The redevelopment site expands throughout parts of Gloucester Park, however the sale of park land, commenced in 2004–2005, is subject to decisions made by the owner and developer of the land, the Western Australian Trotting Association, with EPRA as the planning control agency. In 2008, the Western Australian Trotting Association submitted its proposal to extend the track of Gloucester Park to the 2004 Riverside Masterplan (formerly known as the Gateway Masterplan). Moreover, the association approved of putting residential buildings on the fringes of Gloucester Park. A greenbelt that runs along the Swan river, connecting Gloucester Park with Victoria Gardens, was also established to utilize land for more public open space, which is another feature of the East Perth Redevelopment Project.

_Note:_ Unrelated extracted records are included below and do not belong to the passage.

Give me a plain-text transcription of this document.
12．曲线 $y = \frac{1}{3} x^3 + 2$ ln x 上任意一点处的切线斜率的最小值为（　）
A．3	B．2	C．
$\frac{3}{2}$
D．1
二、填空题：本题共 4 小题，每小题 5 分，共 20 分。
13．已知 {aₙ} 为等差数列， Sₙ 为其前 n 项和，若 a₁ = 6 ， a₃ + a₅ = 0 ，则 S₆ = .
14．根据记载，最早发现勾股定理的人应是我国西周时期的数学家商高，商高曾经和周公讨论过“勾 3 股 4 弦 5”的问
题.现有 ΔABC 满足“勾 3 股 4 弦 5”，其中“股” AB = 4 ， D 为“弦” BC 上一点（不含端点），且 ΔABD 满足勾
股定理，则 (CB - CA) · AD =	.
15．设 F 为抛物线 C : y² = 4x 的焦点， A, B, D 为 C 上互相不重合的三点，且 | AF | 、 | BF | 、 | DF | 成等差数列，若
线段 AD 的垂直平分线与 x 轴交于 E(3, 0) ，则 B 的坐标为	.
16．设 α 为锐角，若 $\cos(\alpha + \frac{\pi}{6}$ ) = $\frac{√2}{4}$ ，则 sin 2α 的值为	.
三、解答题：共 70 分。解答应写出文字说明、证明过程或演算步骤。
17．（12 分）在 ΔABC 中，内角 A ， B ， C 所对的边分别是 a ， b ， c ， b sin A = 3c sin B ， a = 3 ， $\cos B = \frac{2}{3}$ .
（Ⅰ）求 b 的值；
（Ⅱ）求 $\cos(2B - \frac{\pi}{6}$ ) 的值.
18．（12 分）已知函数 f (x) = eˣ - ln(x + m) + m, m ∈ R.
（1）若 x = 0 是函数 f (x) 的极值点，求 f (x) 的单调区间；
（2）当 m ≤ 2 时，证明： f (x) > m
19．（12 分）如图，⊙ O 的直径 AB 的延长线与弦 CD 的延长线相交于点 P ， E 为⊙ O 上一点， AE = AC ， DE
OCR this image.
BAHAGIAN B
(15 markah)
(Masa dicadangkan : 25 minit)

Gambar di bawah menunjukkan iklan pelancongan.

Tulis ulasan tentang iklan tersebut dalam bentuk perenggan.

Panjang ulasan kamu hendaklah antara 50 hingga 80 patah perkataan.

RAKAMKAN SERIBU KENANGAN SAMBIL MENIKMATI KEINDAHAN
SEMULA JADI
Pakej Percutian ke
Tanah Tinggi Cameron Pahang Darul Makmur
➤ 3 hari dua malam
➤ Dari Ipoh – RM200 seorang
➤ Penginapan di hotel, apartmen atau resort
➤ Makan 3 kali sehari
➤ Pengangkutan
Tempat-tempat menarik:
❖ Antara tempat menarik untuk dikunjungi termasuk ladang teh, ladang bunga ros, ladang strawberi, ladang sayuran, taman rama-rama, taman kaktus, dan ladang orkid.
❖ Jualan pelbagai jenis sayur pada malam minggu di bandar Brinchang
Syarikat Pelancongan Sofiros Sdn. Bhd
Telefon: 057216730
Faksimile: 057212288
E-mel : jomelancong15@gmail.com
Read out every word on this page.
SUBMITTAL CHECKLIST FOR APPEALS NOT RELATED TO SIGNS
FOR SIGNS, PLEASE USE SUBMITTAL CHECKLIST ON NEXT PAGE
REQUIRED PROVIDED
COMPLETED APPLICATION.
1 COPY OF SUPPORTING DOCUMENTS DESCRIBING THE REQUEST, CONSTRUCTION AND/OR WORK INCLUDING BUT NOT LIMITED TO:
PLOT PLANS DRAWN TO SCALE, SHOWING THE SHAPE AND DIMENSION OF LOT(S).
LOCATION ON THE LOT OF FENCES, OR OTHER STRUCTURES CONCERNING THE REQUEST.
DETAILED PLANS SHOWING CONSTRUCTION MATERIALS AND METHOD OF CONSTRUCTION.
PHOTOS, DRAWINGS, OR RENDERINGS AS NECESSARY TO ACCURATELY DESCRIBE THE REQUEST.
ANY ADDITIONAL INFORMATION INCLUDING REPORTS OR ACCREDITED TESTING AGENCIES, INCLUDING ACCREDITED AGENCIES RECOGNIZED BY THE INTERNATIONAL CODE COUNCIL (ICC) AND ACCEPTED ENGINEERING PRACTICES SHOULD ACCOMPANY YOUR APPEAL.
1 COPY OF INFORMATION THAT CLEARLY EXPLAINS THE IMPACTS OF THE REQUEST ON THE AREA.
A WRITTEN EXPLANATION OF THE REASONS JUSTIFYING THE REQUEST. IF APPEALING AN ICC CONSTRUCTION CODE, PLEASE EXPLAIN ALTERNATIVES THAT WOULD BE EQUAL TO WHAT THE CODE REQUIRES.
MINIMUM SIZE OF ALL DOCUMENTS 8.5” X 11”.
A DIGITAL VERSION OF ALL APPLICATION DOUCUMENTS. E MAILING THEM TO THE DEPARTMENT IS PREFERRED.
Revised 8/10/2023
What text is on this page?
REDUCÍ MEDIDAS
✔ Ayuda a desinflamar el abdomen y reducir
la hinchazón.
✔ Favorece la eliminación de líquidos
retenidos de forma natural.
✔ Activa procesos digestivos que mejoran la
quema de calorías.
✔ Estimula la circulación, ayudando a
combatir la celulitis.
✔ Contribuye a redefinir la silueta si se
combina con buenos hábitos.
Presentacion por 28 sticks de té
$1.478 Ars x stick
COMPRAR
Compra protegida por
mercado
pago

=== Developments since 2010 ===
In 2014, the state government expressed interest in building a new pedestrian bridge across Swan River, widely known as the Matagarup Bridge, to connect Burswood Peninsula to East Perth, adjacent to Gloucester Park. The Minister said that the new bridge aims to move cyclist and pedestrians from the Causeway bridge, increase practicality in moving people around on major event days, as well as uniting fans of sports together considering its strategic location near the Perth Stadium and Gloucester Park. The Minister also said that the construction of the bridge were being managed with great caution to diminish impacts to the visitors of Gloucester Park and the areas around.

In August 2014, the Optus Stadium project team decided to design drop-in cricket wickets in Gloucester Park. In September 2015 up to February 2016, a prototype of the drop-in wickets were installed and tested by the state cricket players to ensure its quality under match requirements. An additional four drop-in wickets were installed in May 2016. The drop-in cricket wickets were then transported to Optus Stadium the following year.